In another new twist to an old adage, consumers can feel like they’re making money by spending money when they purchase heavily discounted products. Worse yet, they spend that easily made money more frivolously. 

Joanne, a 30-something shopper I met outside of Macy’s last year, was delighted to have found the exact item her mother had requested for Christmas on sale. “I had planned to spend $70 but since it was only $35 I got myself these earrings and this perfume which came with all these gifts. It was like Macy’s paid me to go shopping!” In fact, Joanne actually spent well over the $70 she’d planned to spend that day.

This is also a partial explanation of why shoppers tend to work harder on bargains for themselves than gifts for others. Bargain hunting is a way to rationalize self-gifting in a season of giving.

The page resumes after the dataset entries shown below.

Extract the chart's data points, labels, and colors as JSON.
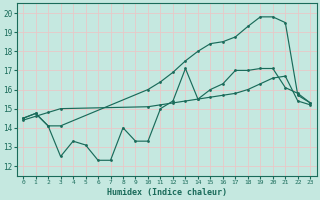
{
  "xlabel": "Humidex (Indice chaleur)",
  "xlim": [
    -0.5,
    23.5
  ],
  "ylim": [
    11.5,
    20.5
  ],
  "yticks": [
    12,
    13,
    14,
    15,
    16,
    17,
    18,
    19,
    20
  ],
  "xticks": [
    0,
    1,
    2,
    3,
    4,
    5,
    6,
    7,
    8,
    9,
    10,
    11,
    12,
    13,
    14,
    15,
    16,
    17,
    18,
    19,
    20,
    21,
    22,
    23
  ],
  "bg_color": "#c5e8e0",
  "grid_color": "#e8c8c8",
  "line_color": "#1a6b5a",
  "line1_x": [
    0,
    1,
    2,
    3,
    10,
    11,
    12,
    13,
    14,
    15,
    16,
    17,
    18,
    19,
    20,
    21,
    22,
    23
  ],
  "line1_y": [
    14.5,
    14.75,
    14.1,
    14.1,
    16.0,
    16.4,
    16.9,
    17.5,
    18.0,
    18.4,
    18.5,
    18.75,
    19.3,
    19.8,
    19.8,
    19.5,
    15.7,
    15.3
  ],
  "line2_x": [
    0,
    1,
    2,
    3,
    4,
    5,
    6,
    7,
    8,
    9,
    10,
    11,
    12,
    13,
    14,
    15,
    16,
    17,
    18,
    19,
    20,
    21,
    22,
    23
  ],
  "line2_y": [
    14.5,
    14.75,
    14.1,
    12.5,
    13.3,
    13.1,
    12.3,
    12.3,
    14.0,
    13.3,
    13.3,
    15.0,
    15.4,
    17.1,
    15.5,
    16.0,
    16.3,
    17.0,
    17.0,
    17.1,
    17.1,
    16.1,
    15.8,
    15.3
  ],
  "line3_x": [
    0,
    1,
    2,
    3,
    10,
    11,
    12,
    13,
    14,
    15,
    16,
    17,
    18,
    19,
    20,
    21,
    22,
    23
  ],
  "line3_y": [
    14.4,
    14.6,
    14.8,
    15.0,
    15.1,
    15.2,
    15.3,
    15.4,
    15.5,
    15.6,
    15.7,
    15.8,
    16.0,
    16.3,
    16.6,
    16.7,
    15.4,
    15.2
  ]
}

5. We’re Mentally Vulnerable

Even when it’s fun, holiday shopping is also physically and emotionally stressful—and that drains resources from our brains to our bodies. In other words, it’s harder to think and easier to make impulse and self-reward purchases when we’re holiday shopping.

Love it or hate it, no matter how you feel about holiday shopping, it taxes the psychological resources of even the most stoic shoppers. The physical requirements of dealing with things like crowds, dazzling light displays, temperature fluctuations and heavy bags steal our focus away from thinking hard about budgets and the math calculations necessary to figure out multiple layer discounts. 

We’re also pre-wired to respond to excitement in crowds. It’s a psychological tool that kept us alive in caveman days. Today, that pre-wiring is more likely to make us want to snap up a completely unnecessary third television set just because everyone else seems to want one.